One of the most famous catchphrases in the Matrix is "Information wants to be free." Up until this morning when I actually was thinking about information while I was in the shower, I thought it was just a stupid, meaningless line. But it's not. It may be cheesy but there is a ring of truth to it.
What good is information if it's only available to some? Vast fortunes have been made (and lost) by controlling the flow of information. With the advent of the Internet, the playing field becomes somewhat more level. One can hope that the digital archives being created by Google in conjunction with these public institutions will make available the information for free. Unfortunately, I don't see this happening due to copyright and other IP issues.
Recently, scholars have recognized the need for information to be freely available to the masses without overly limiting restrictions. Several licenses for intellectual property have been created. The GNU General Public License, the Berkeley BSD license, and the Creative Commons License which offers varying degrees of control over copyrighted works. All of these are steps in the right direction. Now all that needs to be done is to get everyone on the bandwagon. The main problem with this is that there is money to be made by not being on that bandwagon. From record labels, to scientific journals, to book publishers - information flow is the way they make their money.
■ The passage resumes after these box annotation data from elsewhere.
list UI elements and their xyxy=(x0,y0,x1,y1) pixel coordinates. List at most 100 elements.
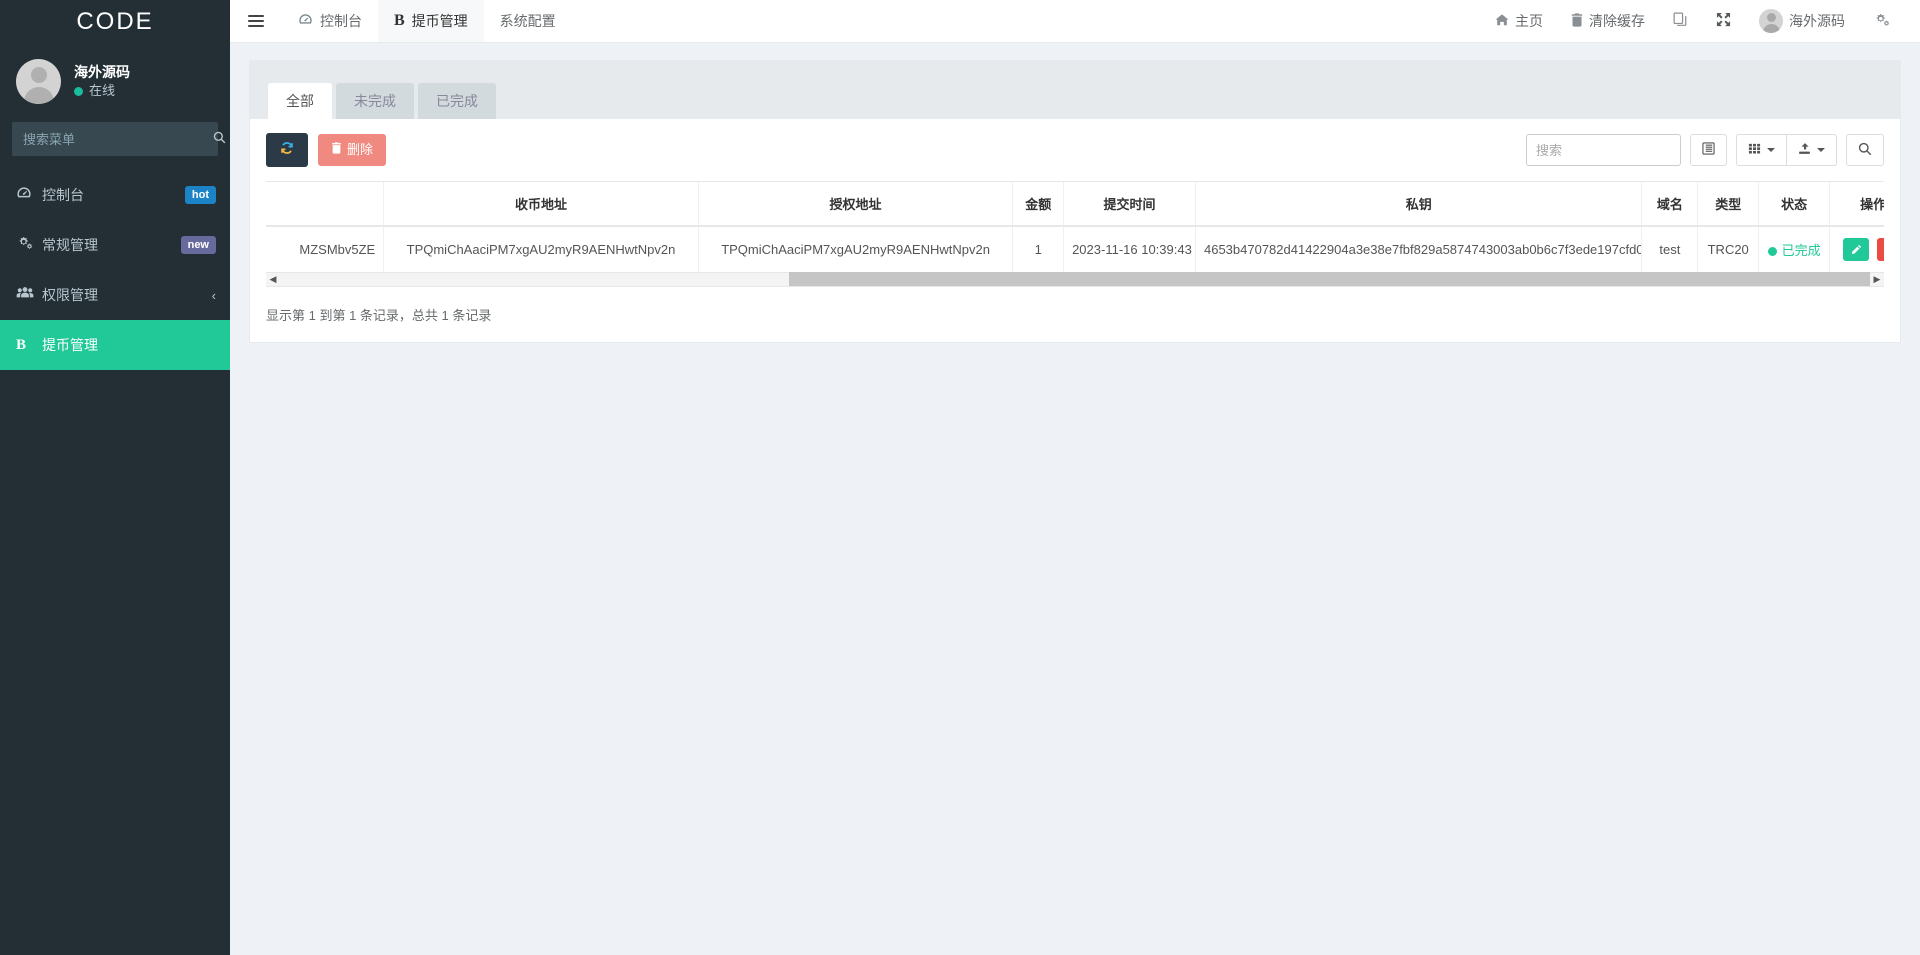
scrollbar-track[interactable] xyxy=(280,272,1870,287)
profile-name: 海外源码 xyxy=(74,63,130,80)
hamburger-icon[interactable] xyxy=(230,0,282,42)
sidebar-item-label: 权限管理 xyxy=(42,287,98,303)
sidebar-badge-new: new xyxy=(180,235,216,255)
top-header: 控制台 B 提币管理 系统配置 主页 清除缓存 海外源码 xyxy=(230,0,1920,43)
settings-button[interactable] xyxy=(1859,0,1904,43)
sidebar-profile[interactable]: 海外源码 在线 xyxy=(0,43,230,118)
search-input[interactable] xyxy=(1526,134,1681,167)
avatar xyxy=(16,59,61,104)
fullscreen-button[interactable] xyxy=(1702,0,1745,43)
withdraw-table: 收币地址 授权地址 金额 提交时间 私钥 域名 类型 状态 操作 MZSMbv5… xyxy=(266,181,1884,273)
user-name-label: 海外源码 xyxy=(1789,13,1845,29)
toolbar-button-group-3 xyxy=(1846,134,1884,167)
users-icon xyxy=(16,286,42,304)
copy-button[interactable] xyxy=(1659,0,1702,43)
sidebar-item-label: 提币管理 xyxy=(42,337,98,353)
cell-recv-address: TPQmiChAaciPM7xgAU2myR9AENHwtNpv2n xyxy=(383,225,699,273)
fullscreen-icon xyxy=(1716,12,1731,30)
avatar-icon xyxy=(1759,9,1783,33)
columns-dropdown-button[interactable] xyxy=(1736,134,1787,167)
pencil-icon xyxy=(1851,244,1861,255)
sidebar-search[interactable] xyxy=(12,122,226,156)
top-nav: 控制台 B 提币管理 系统配置 xyxy=(282,0,572,42)
column-header-private-key[interactable]: 私钥 xyxy=(1195,181,1643,227)
scroll-left-arrow-icon[interactable]: ◀ xyxy=(266,274,280,285)
chevron-down-icon xyxy=(1767,148,1775,153)
column-header-status[interactable]: 状态 xyxy=(1758,181,1831,227)
column-header-submit-time[interactable]: 提交时间 xyxy=(1063,181,1196,227)
trash-icon xyxy=(1571,12,1583,30)
delete-row-button[interactable] xyxy=(1876,237,1884,261)
tab-panel-body: 删除 搜索 收币地址 授权地址 金额 提交时间 私钥 域名 类型 状态 操作 M… xyxy=(250,119,1900,342)
delete-button-label: 删除 xyxy=(347,142,374,158)
delete-button[interactable]: 删除 xyxy=(318,134,387,166)
sidebar-badge-hot: hot xyxy=(184,185,216,205)
panel: 全部 未完成 已完成 删除 搜索 收币地址 授权地址 金额 提交时间 私钥 域名… xyxy=(249,60,1901,343)
table-scroll-container: 收币地址 授权地址 金额 提交时间 私钥 域名 类型 状态 操作 MZSMbv5… xyxy=(266,180,1884,273)
dashboard-icon xyxy=(16,185,42,205)
column-header-auth-address[interactable]: 授权地址 xyxy=(698,181,1014,227)
refresh-button[interactable] xyxy=(266,133,308,167)
search-icon xyxy=(1858,142,1872,159)
cell-auth-address: TPQmiChAaciPM7xgAU2myR9AENHwtNpv2n xyxy=(698,225,1014,273)
chevron-left-icon: ‹ xyxy=(211,287,216,303)
status-tabs: 全部 未完成 已完成 xyxy=(250,61,1900,120)
column-header-actions[interactable]: 操作 xyxy=(1829,181,1884,227)
clear-cache-label: 清除缓存 xyxy=(1589,13,1645,29)
home-icon xyxy=(1495,13,1509,30)
sidebar-item-control-panel[interactable]: 控制台 hot xyxy=(0,170,230,220)
table-row[interactable]: MZSMbv5ZE TPQmiChAaciPM7xgAU2myR9AENHwtN… xyxy=(266,225,1884,273)
bitcoin-b-icon: B xyxy=(394,12,405,29)
advanced-search-button[interactable] xyxy=(1846,134,1884,167)
cell-amount: 1 xyxy=(1012,225,1065,273)
menu-search-input[interactable] xyxy=(13,131,209,147)
cell-domain: test xyxy=(1641,225,1699,273)
tab-system-config[interactable]: 系统配置 xyxy=(484,0,572,42)
tab-incomplete[interactable]: 未完成 xyxy=(336,83,414,120)
export-dropdown-button[interactable] xyxy=(1787,134,1837,167)
sidebar-item-general-management[interactable]: 常规管理 new xyxy=(0,220,230,270)
tab-complete[interactable]: 已完成 xyxy=(418,83,496,120)
clear-cache-button[interactable]: 清除缓存 xyxy=(1557,0,1659,43)
column-header-id[interactable] xyxy=(266,181,385,227)
online-dot-icon xyxy=(74,87,83,97)
home-button[interactable]: 主页 xyxy=(1481,0,1557,43)
column-header-type[interactable]: 类型 xyxy=(1697,181,1760,227)
table-tools xyxy=(1526,134,1884,167)
sidebar-item-withdraw-management[interactable]: B 提币管理 xyxy=(0,320,230,370)
horizontal-scrollbar[interactable]: ◀ ▶ xyxy=(266,272,1884,287)
sidebar: CODE 海外源码 在线 控制台 hot xyxy=(0,0,230,955)
toolbar-button-group-2 xyxy=(1736,134,1837,167)
sidebar-item-label: 常规管理 xyxy=(42,237,98,253)
column-header-amount[interactable]: 金额 xyxy=(1012,181,1065,227)
toolbar-button-group-1 xyxy=(1690,134,1727,167)
copy-icon xyxy=(1673,12,1688,30)
main-content: 全部 未完成 已完成 删除 搜索 收币地址 授权地址 金额 提交时间 私钥 域名… xyxy=(230,43,1920,955)
tab-all[interactable]: 全部 xyxy=(268,83,332,120)
table-header-row: 收币地址 授权地址 金额 提交时间 私钥 域名 类型 状态 操作 xyxy=(266,181,1884,227)
brand-logo[interactable]: CODE xyxy=(0,0,230,43)
sidebar-nav: 控制台 hot 常规管理 new 权限管理 ‹ B 提币管理 xyxy=(0,170,230,370)
scroll-right-arrow-icon[interactable]: ▶ xyxy=(1870,274,1884,285)
user-menu[interactable]: 海外源码 xyxy=(1745,0,1859,43)
refresh-icon xyxy=(280,141,294,159)
tab-withdraw-management[interactable]: B 提币管理 xyxy=(378,0,484,42)
columns-icon xyxy=(1702,142,1715,158)
export-icon xyxy=(1798,142,1811,158)
scrollbar-thumb[interactable] xyxy=(788,272,1870,287)
cell-submit-time: 2023-11-16 10:39:43 xyxy=(1063,225,1196,273)
sidebar-item-permission-management[interactable]: 权限管理 ‹ xyxy=(0,270,230,320)
table-record-info: 显示第 1 到第 1 条记录，总共 1 条记录 xyxy=(266,307,492,323)
tab-label: 系统配置 xyxy=(499,13,556,29)
toggle-view-button[interactable] xyxy=(1690,134,1727,167)
column-header-domain[interactable]: 域名 xyxy=(1641,181,1699,227)
trash-icon xyxy=(331,142,342,158)
tab-control-panel[interactable]: 控制台 xyxy=(282,0,378,42)
header-right-actions: 主页 清除缓存 海外源码 xyxy=(1481,0,1920,42)
column-header-recv-address[interactable]: 收币地址 xyxy=(383,181,699,227)
sidebar-item-label: 控制台 xyxy=(42,187,84,203)
cell-type: TRC20 xyxy=(1697,225,1760,273)
dashboard-icon xyxy=(298,12,313,30)
edit-row-button[interactable] xyxy=(1843,237,1870,261)
search-icon[interactable] xyxy=(209,131,230,147)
In my opinion, there are some forms of information that should be free from a scientific and moral standpoint. These include scientific breakthroughs and discoveries. Indeed, there are already some grassroots efforts to facilitate this taking place. Among them are the Public Library of Science, and arxiv. While amateur mathematicians and scientists are largely a thing of the past, scientific breakthroughs should still be part of the public domain. This doesn't mean that journals like JAMA should be given away for free, but access to their materials should be made available for free to institutions of higher education. MIT has started their OpenCourseWare program, which is a massive step toward leveling the scientific playing field in the US - but it will likely have a larger impact outside the country where institutions of higher learning are only available to the monied, or those with the right connections.
Whatever the future brings, information will continue to become more available to the masses, because that is its nature. And if it's not freely available, it will be created in a free form, as we've seen with the advent and wild success of the user-created Wikipedia, which allows users to create and edit articles by anyone about anything, in more than just the English language.
Information is the most potent weapon in the fight against oppression and inequality wherever it occurs. The free world would do better to inform the ignorant rather than fight their governments; there's a reason that lasting political change is usually instigated by students and not armies.